Taylor also notes that because nanotechnology cuts across all boundaries of science, from physics and materials science to chemistry and engineering, the field “requires an unprecedented level of scientific cooperation.” As a national lab with some of the most sophisticated equipment in the country, Brookhaven’s nanocenter could help coordinate and enable the interdisciplinary needs of the nanomaterials community.

In addition to pure research, Brookhaven expects to collaborate with universities and private industry. Taylor reports that one of the nanocenter’s goals is to design instruments and synthesize materials that can ultimately be developed and used in the private sector.

If approved, the nanocenter would be a 78,000-square-foot, two-story complex of offices, labs and clean rooms adjacent to the National Synchrotron Light Source (NSLS), a device renowned for its ability to probe small-scale structures. According to Brookhaven, the NSLS attracts more users every year than any other research machine in the world.

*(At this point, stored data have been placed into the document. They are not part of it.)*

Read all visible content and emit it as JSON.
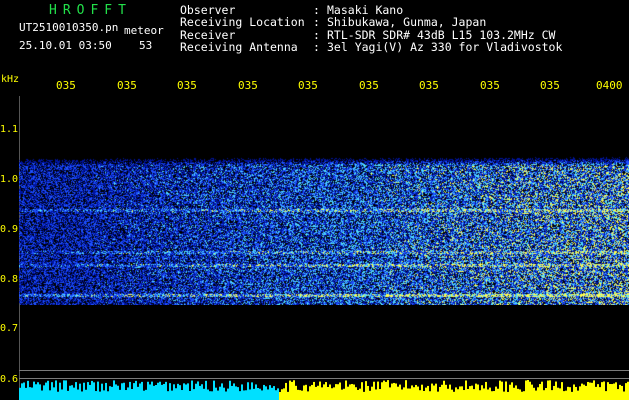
{
  "header": {
    "station": "HROFFT",
    "filename": "UT2510010350.pn",
    "meteor_label": "meteor",
    "datetime": "25.10.01 03:50",
    "count": "53"
  },
  "meta": [
    {
      "key": "Observer",
      "value": "Masaki Kano"
    },
    {
      "key": "Receiving Location",
      "value": "Shibukawa, Gunma, Japan"
    },
    {
      "key": "Receiver",
      "value": "RTL-SDR SDR# 43dB L15 103.2MHz CW"
    },
    {
      "key": "Receiving Antenna",
      "value": "3el Yagi(V) Az 330 for Vladivostok"
    }
  ],
  "chart_data": {
    "type": "heatmap",
    "ylabel": "kHz",
    "y_ticks": [
      "1.1",
      "1.0",
      "0.9",
      "0.8",
      "0.7",
      "0.6"
    ],
    "x_ticks": [
      "035",
      "035",
      "035",
      "035",
      "035",
      "035",
      "035",
      "035",
      "035",
      "0400"
    ],
    "ylim": [
      0.6,
      1.1
    ],
    "band_khz": [
      0.76,
      1.03
    ],
    "colors": {
      "background": "#000000",
      "low": "#0014a0",
      "mid": "#1e50ff",
      "high": "#50dcff",
      "peak": "#ffff50"
    }
  }
}
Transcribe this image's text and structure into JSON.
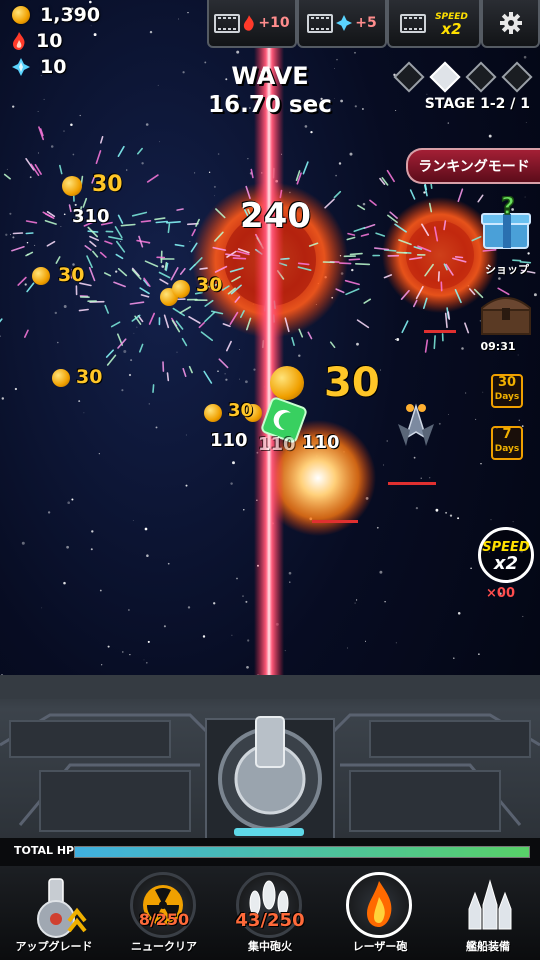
{
  "currencies": {
    "coins": "1,390",
    "fire": "10",
    "gems": "10"
  },
  "boosters": [
    {
      "value": "+10",
      "icon": "fire-icon"
    },
    {
      "value": "+5",
      "icon": "gem-icon"
    },
    {
      "label_top": "SPEED",
      "label_bottom": "x2"
    }
  ],
  "settings_icon": "gear-icon",
  "wave": {
    "title": "WAVE",
    "time": "16.70 sec"
  },
  "stage": "STAGE 1-2 / 1",
  "ranking_button": "ランキングモード",
  "shop": {
    "label": "ショップ",
    "icon": "gift-box-icon"
  },
  "chest": {
    "timer": "09:31",
    "icon": "treasure-chest-icon"
  },
  "days_30": {
    "number": "30",
    "label": "Days"
  },
  "days_7": {
    "number": "7",
    "label": "Days"
  },
  "speed_button": {
    "top": "SPEED",
    "bottom": "x2",
    "count": "×00"
  },
  "damage_numbers": {
    "big_240": "240",
    "gold_30_a": "30",
    "gold_30_b": "30",
    "gold_30_c": "30",
    "gold_30_d": "30",
    "gold_30_big": "30",
    "gold_30_e": "30",
    "white_310": "310",
    "white_110_a": "110",
    "white_110_b": "110",
    "white_110_c": "110"
  },
  "total_hp": {
    "label": "TOTAL HP",
    "fraction": 1.0
  },
  "menu": [
    {
      "label": "アップグレード",
      "icon": "upgrade-turret-icon",
      "count": ""
    },
    {
      "label": "ニュークリア",
      "icon": "nuclear-icon",
      "count": "8/250"
    },
    {
      "label": "集中砲火",
      "icon": "missiles-icon",
      "count": "43/250"
    },
    {
      "label": "レーザー砲",
      "icon": "laser-flame-icon",
      "count": ""
    },
    {
      "label": "艦船装備",
      "icon": "ship-equipment-icon",
      "count": ""
    }
  ],
  "colors": {
    "gold": "#ffc627",
    "laser": "#ff4a6a",
    "hp_start": "#40b0e0",
    "hp_end": "#58d068",
    "rank_button": "#a31f35"
  }
}
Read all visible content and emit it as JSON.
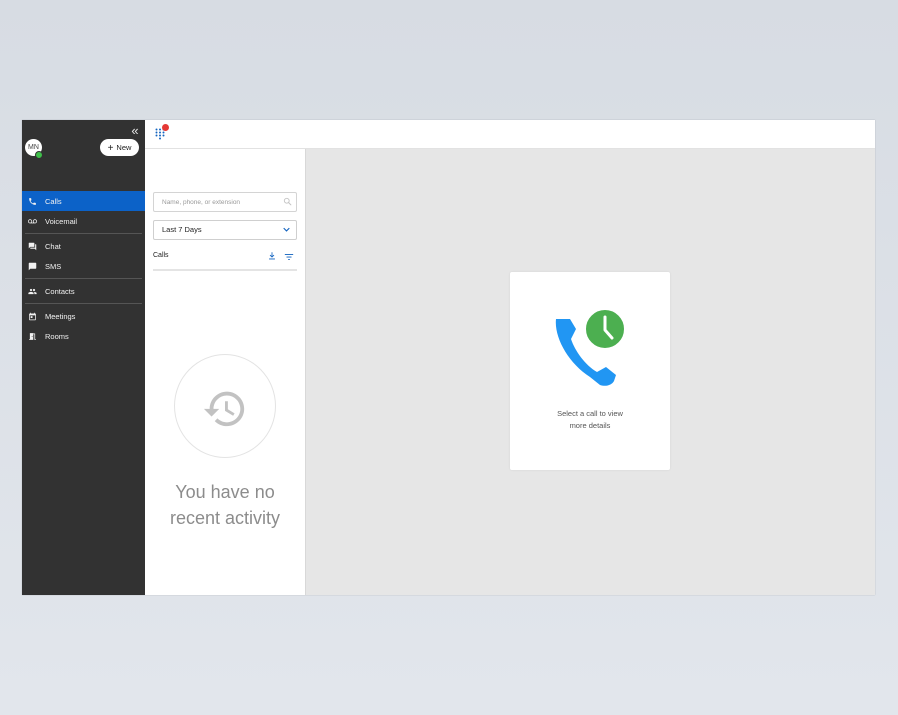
{
  "user": {
    "initials": "MN",
    "status": "online"
  },
  "sidebar": {
    "new_label": "New",
    "items": [
      {
        "label": "Calls",
        "icon": "phone-icon",
        "active": true
      },
      {
        "label": "Voicemail",
        "icon": "voicemail-icon"
      },
      {
        "label": "Chat",
        "icon": "chat-icon"
      },
      {
        "label": "SMS",
        "icon": "sms-icon"
      },
      {
        "label": "Contacts",
        "icon": "contacts-icon"
      },
      {
        "label": "Meetings",
        "icon": "calendar-icon"
      },
      {
        "label": "Rooms",
        "icon": "rooms-icon"
      }
    ]
  },
  "topbar": {
    "icon": "dialpad-icon",
    "notification": true
  },
  "calls_panel": {
    "search_placeholder": "Name, phone, or extension",
    "date_range": "Last 7 Days",
    "title": "Calls",
    "empty_line1": "You have no",
    "empty_line2": "recent activity"
  },
  "detail": {
    "line1": "Select a call to view",
    "line2": "more details"
  },
  "colors": {
    "sidebar_bg": "#323232",
    "active_item": "#0c62c8",
    "phone_blue": "#2196f3",
    "clock_green": "#4caf50",
    "notification_red": "#e53935"
  }
}
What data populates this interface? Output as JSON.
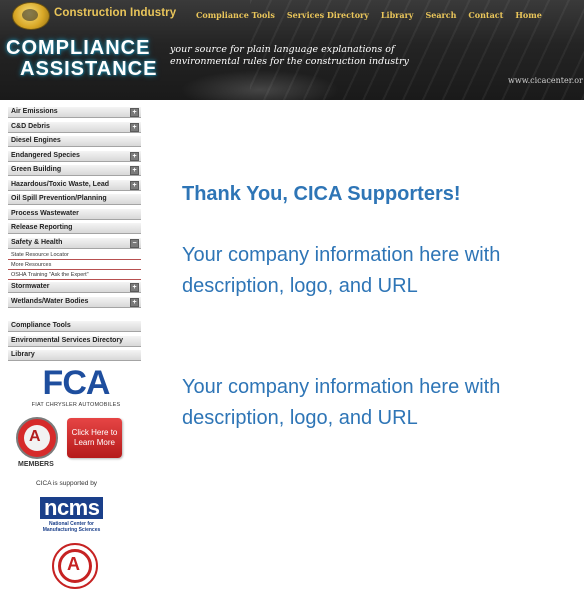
{
  "header": {
    "brand_top": "Construction Industry",
    "brand_line1": "COMPLIANCE",
    "brand_line2": "ASSISTANCE",
    "tagline_line1": "your source for plain language explanations of",
    "tagline_line2": "environmental rules for the construction industry",
    "url": "www.cicacenter.or",
    "nav": [
      "Compliance Tools",
      "Services Directory",
      "Library",
      "Search",
      "Contact",
      "Home"
    ]
  },
  "sidebar": {
    "items": [
      {
        "label": "Air Emissions",
        "toggle": "+"
      },
      {
        "label": "C&D Debris",
        "toggle": "+"
      },
      {
        "label": "Diesel Engines",
        "toggle": ""
      },
      {
        "label": "Endangered Species",
        "toggle": "+"
      },
      {
        "label": "Green Building",
        "toggle": "+"
      },
      {
        "label": "Hazardous/Toxic Waste, Lead",
        "toggle": "+"
      },
      {
        "label": "Oil Spill Prevention/Planning",
        "toggle": ""
      },
      {
        "label": "Process Wastewater",
        "toggle": ""
      },
      {
        "label": "Release Reporting",
        "toggle": ""
      },
      {
        "label": "Safety & Health",
        "toggle": "−"
      }
    ],
    "subitems": [
      "State Resource Locator",
      "More Resources",
      "OSHA Training \"Ask the Expert\""
    ],
    "items_after": [
      {
        "label": "Stormwater",
        "toggle": "+"
      },
      {
        "label": "Wetlands/Water Bodies",
        "toggle": "+"
      }
    ],
    "bottom_items": [
      {
        "label": "Compliance Tools"
      },
      {
        "label": "Environmental Services Directory"
      },
      {
        "label": "Library"
      }
    ],
    "fca_mark": "FCA",
    "fca_sub": "FIAT CHRYSLER AUTOMOBILES",
    "agc_letter": "A",
    "members": "MEMBERS",
    "cta_line1": "Click Here to",
    "cta_line2": "Learn More",
    "supported_by": "CICA is supported by",
    "ncms_mark": "ncms",
    "ncms_sub_line1": "National Center for",
    "ncms_sub_line2": "Manufacturing Sciences",
    "agc_large_letter": "A"
  },
  "main": {
    "heading": "Thank You, CICA Supporters!",
    "sponsors": [
      "Your company information here with description, logo, and URL",
      "Your company information here with description, logo, and URL"
    ]
  },
  "colors": {
    "accent_blue": "#2e75b6",
    "gold": "#e9c55a",
    "header_bg": "#242424"
  }
}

The facility would also have a staff of 20 to 25 researchers, managers and support staff, as well as play host to more than 200 visiting scientists a year. According to Taylor, if the project gets a green light in the near future, construction could begin in fiscal year 2004 and the facility could be ready to open in 2006.

The plan for the nanocenters originated in 1998, growing out of a federal interagency commission that evolved into the Nanoscale Science, Engineering and Technology (NSET) subcommittee now coordinating the National Nanotechnology Initiative. The U.S. Department of Energy (DOE), which oversees Brookhaven and the four other national laboratories that have submitted proposals for nanocenters, is part of the NSET committee.

All five labs submitted proposals in 2000 that were reviewed by peers and panels and are now in various stages. Oak Ridge National Laboratory in Tennessee, which already had a study completed for a physical site, plans to start construction on its nanocenter in 2003, pending appropriation of funds from Congress. Sandia National Laboratories and Los Alamos National Laboratory, both in New Mexico, and Lawrence Berkeley National Laboratory in California are continuing with design and engineering work.

Brookhaven has revised its original proposal based on feedback from the review process to clarify how the facility will be organized and operated. The DOE’s Office of Basic Energy Sciences is sponsoring Brookhaven’s initiative and the workshop is an effort get input from the research community on the plan.

Similar workshops have shaped the direction of nanocenter plans at other national labs. “We’ve had overwhelming response — standing-room-only at the previous workshop,” says Patricia Dehmer, director of the DOE’s Office of Basic Energy Sciences, who will open the Brookhaven event. “It’s incredibly important and useful to bring together such a large number of scientific users, people who can play a key role in determining how these facilities are equipped and what their scientific missions should be.”

Dehmer explains that each nanocenter — the fifth applicant is Argonne National Laboratory in Illinois — should have something of a distinct specialty or expertise, but also notes that given the growth in the number of scientists and demand for research resources, “it wouldn’t be at all unusual to have five centers based on the geography of the national labs.”

Bottom line, Brookhaven has not yet won approval, but neither has it missed the nanoboat. Given that uncertainty, the workshop has perhaps an even more important role in shaping what kind of nanocenter may be built.